Alzo lo sguardo verso il piccolo neon blu che illumina fiocamente la stanza dell’ospedale. Le donne nei quattro letti della stanza dormono, come la badante accanto al letto vicino alla finestra. Sulla poltroncina ai piedi del letto di mamma mi copro meglio con la copertina per quella prima notte di veglia. Mamma dorme, o almeno sembra assopita. Ogni tanto la guardo con rassegnazione. Apro il cellulare e comincio a scrivere un sms a mia zia Lidia, la sorella di mamma. Loro non si parlano da un po’ di tempo per delle motivazioni che io, francamente, non capisco tanto sono banali.
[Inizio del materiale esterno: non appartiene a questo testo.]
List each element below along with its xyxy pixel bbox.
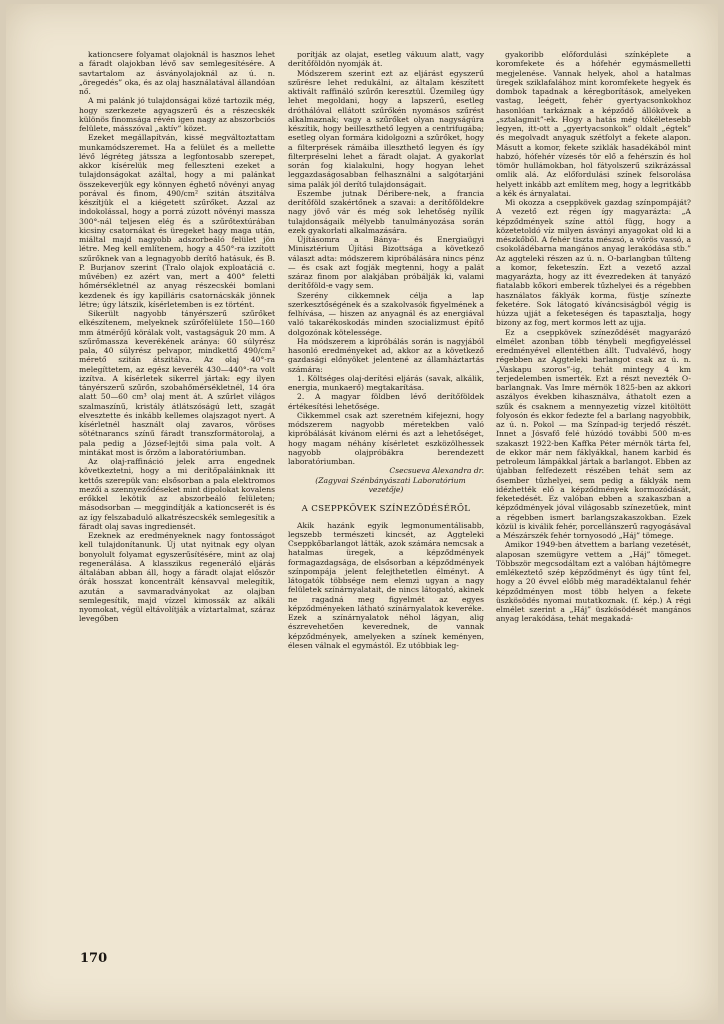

Qualcosa in me mi dice che questa notte è l’ultima che passo insieme a mamma, ma l’irrazionale desiderio di sbagliarmi riesce a tenermi lucido mentre scrivo quel lunghissimo sms, cercando di far capire a mia zia che è venuto il tempo di una loro riconciliazione. Chiudo il telefono. La mia mente vaga nei ricordi di una vita, cercando di soffermarmi sui momenti più belli trascorsi insieme. Il tempo sta passando, ma a volte mi sembra che sia immobile. Penso e prego e i pensieri e le preghiere si confondono in un unico fluire. Le prime luci del nuovo giorno filtrano dalla finestra. Non voglio che questa notte finisca. Una parte di me sa che è tutto quello che mi rimarrà di mamma.

lunedì 20 febbraio 2012

Officine Mattòli


Sabato scorso è cominciata la mia nuova avventura, un corso di filmaking. Dopo aver tanto cercato qualcosa del genere in Italia nel corso degli ultimi mesi, finalmente si è materializzata un'occasione per merito di uno spot radiofonico ascoltato distrattamente in auto.

E' proprio vero che a volte si cerca lontano quello che si ha vicino: Tolentino, sede delle officine Mattòli, è a mezz'ora di superstrada da Civitanova Marche.

Sono tre i corsi che hanno preso il via: filmaking, appunto, sceneggiatura e recitazione cinematografica. Mi impegnerà quasi tutti i fine settimana fino a maggio e al termine ci sarà la presentazione di un corto di fine corso che, se sarà scelto, verrà poi prodotto in un periodo successivo.

Per la verità ho da tempo un po' di materiale che stavo raccogliendo per la stesura di un articolo e, dato che questo corto dovrà avere una forte connotazione col territorio, questa mia ricerca, iniziata e poi sospesa, può essere molto importante per la creazione di un soggetto.